Hotel stars are a well-known tool for classifying the quality of accommodation world wide. However, the ranking is not unified and as a result, a visitor may receive much different experience from hotels that have the same number of stars. A five-star hotel in Uganda will most likely provide a different set of services than a five-star hotel in the U.S.
However, the problematic situation seems to be changing now. A new scheme has been recently founded under the patronage of HOTREC – Hotels, Restaurants & Café in Europe (a society of EU hotel and restaurant associations). On their meeting in Prague this December the hotel associations of Austria, Czech Republic, Germany, Hungary, Netherlands, Sweden and Switzerland established a “Hotelstars Union”.
More than 17,000 hotels that are situated in these seven countries could be thus soon categorised based upon the same criteria.
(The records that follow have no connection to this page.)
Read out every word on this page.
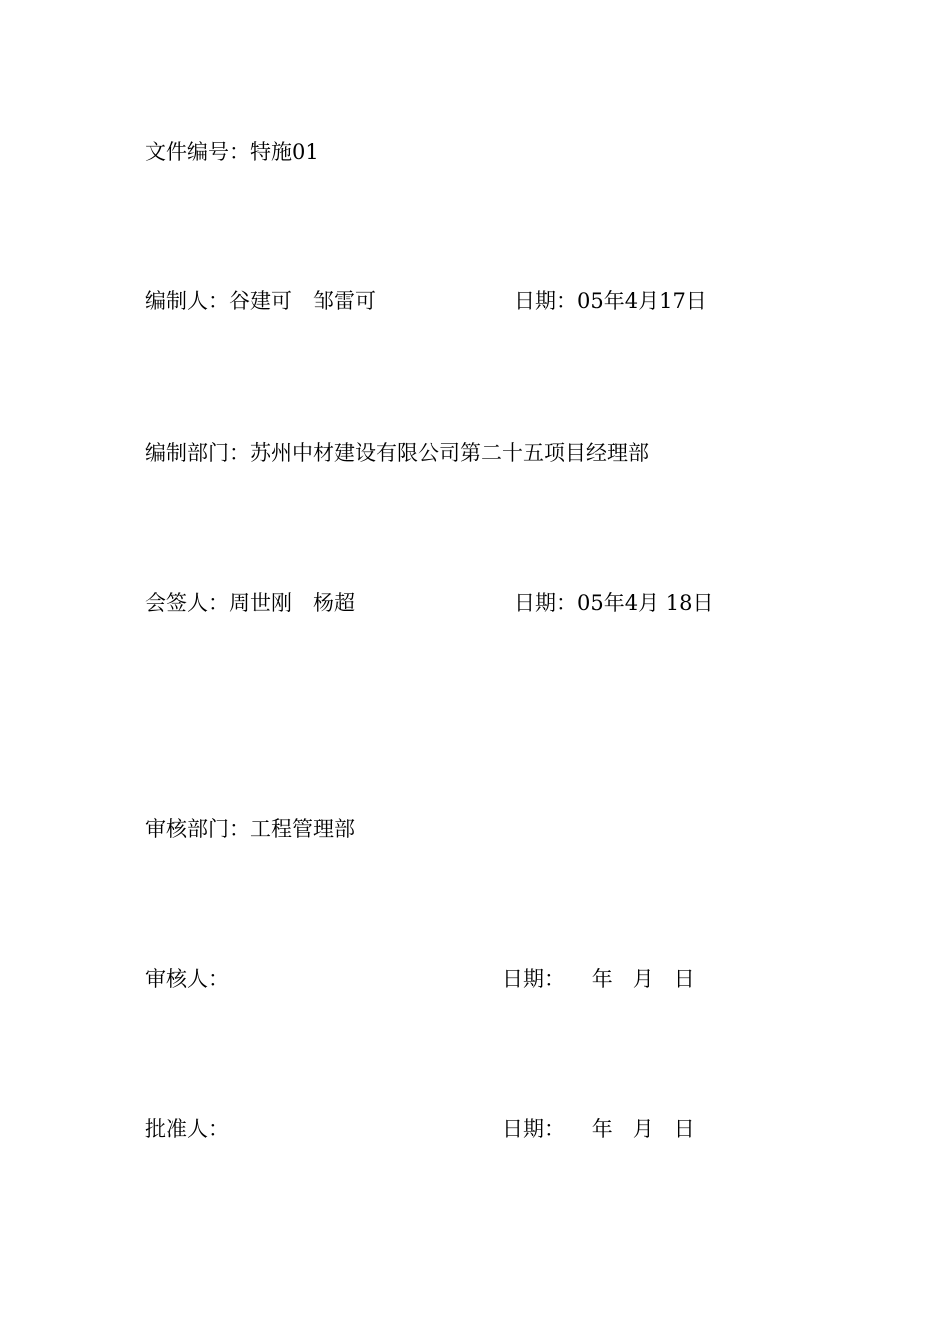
文件编号：特施01
编制人：谷建可　邹雷可	日期：05年4月17日
编制部门：苏州中材建设有限公司第二十五项目经理部
会签人：周世刚　杨超	日期：05年4月 18日
审核部门：工程管理部
审核人：	日期：    年   月   日
批准人：	日期：    年   月   日
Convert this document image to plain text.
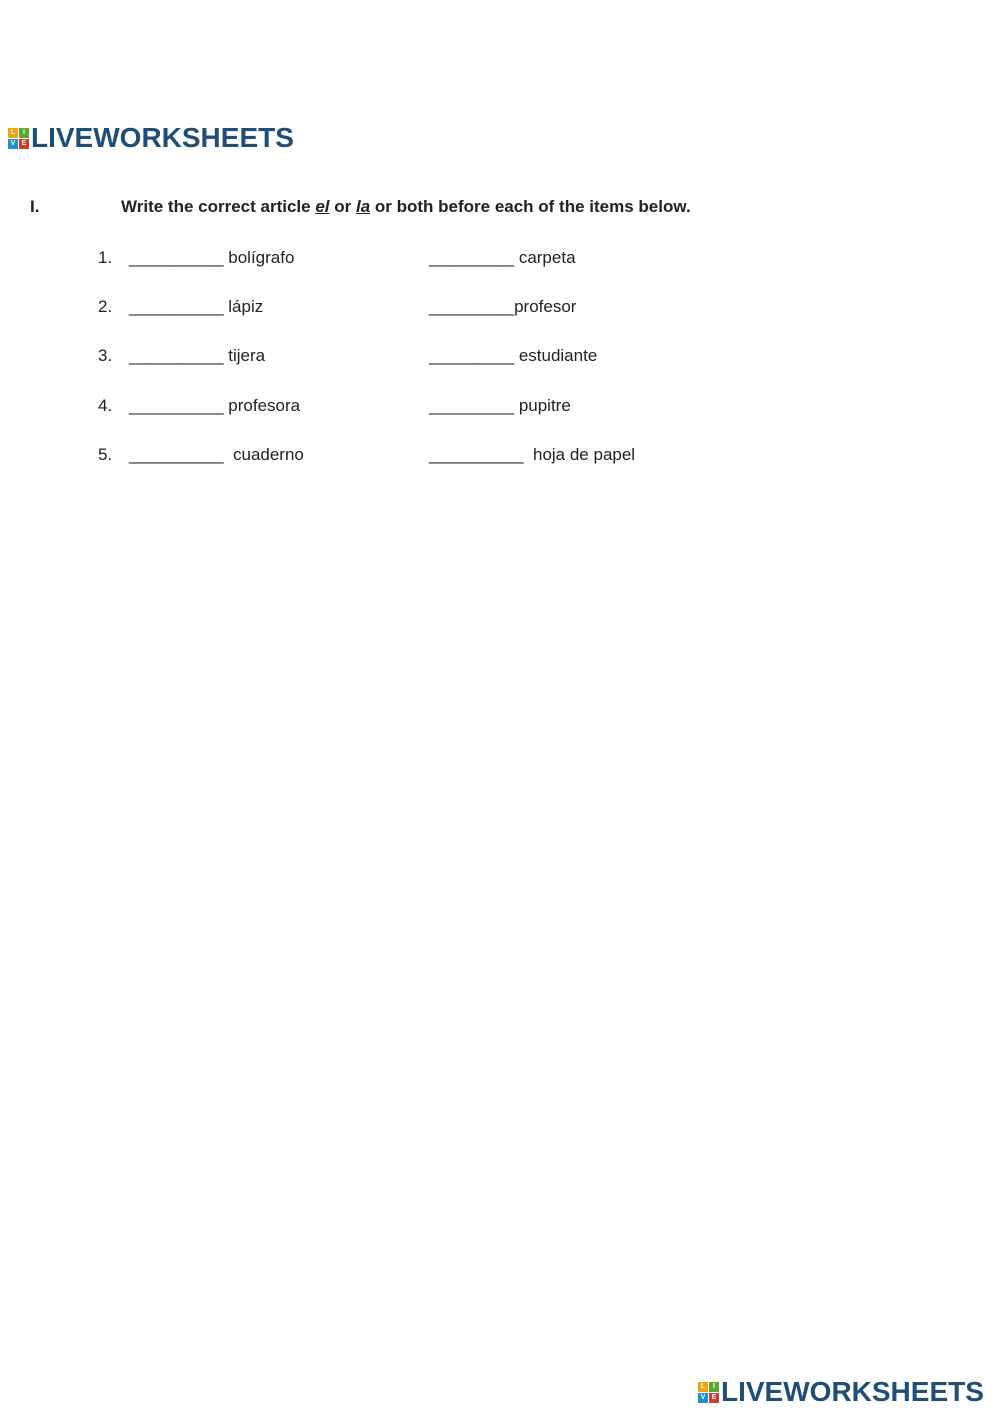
L	I
V E LIVEWORKSHEETS
I.	Write the correct article el or la or both before each of the items below.
1. __________ bolígrafo	_________ carpeta
2. __________ lápiz	_________profesor
3. __________ tijera	_________ estudiante
4. __________ profesora	_________ pupitre
5. __________  cuaderno	__________  hoja de papel
L	I
V E LIVEWORKSHEETS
The new classification system will be launched in Austria, Czech Republic, Germany and Sweden from 1 January 2010. Hungary will implement the categorization in 2010, and Switzerland and the Netherlands in 2011.
So far, the countries use different classification schemes but as soon as they start to use the new system, it will be much easier for a guest to pick a hotel based on the number of its stars. The common classification is based on 270 criteria, which are based on guest surveys. Among the judged criteria is e.g. the width of beds, Internet-PC in the room, safe in the room or ironing service.
The idea of common hotel classification is not new but only now it can be actually implemented at least in some European countries. Other members of HOTREC are invited to join the Hotelstars Union and it is expected that the membership will grow to 15 within two years.
Not everyone, however, agrees with the idea of the common classification. For example, the International Hotel & Restaurant Association (IH&RA) considers current national hotel classification and grading systems as sufficient. They point out that standards as well as customer expectations vary country to country. According to the IH&RA, one single 5-star-system cannot capture the entire diversity of hotels worldwide. They also add that the cost for creation of a global standard would be extremely high.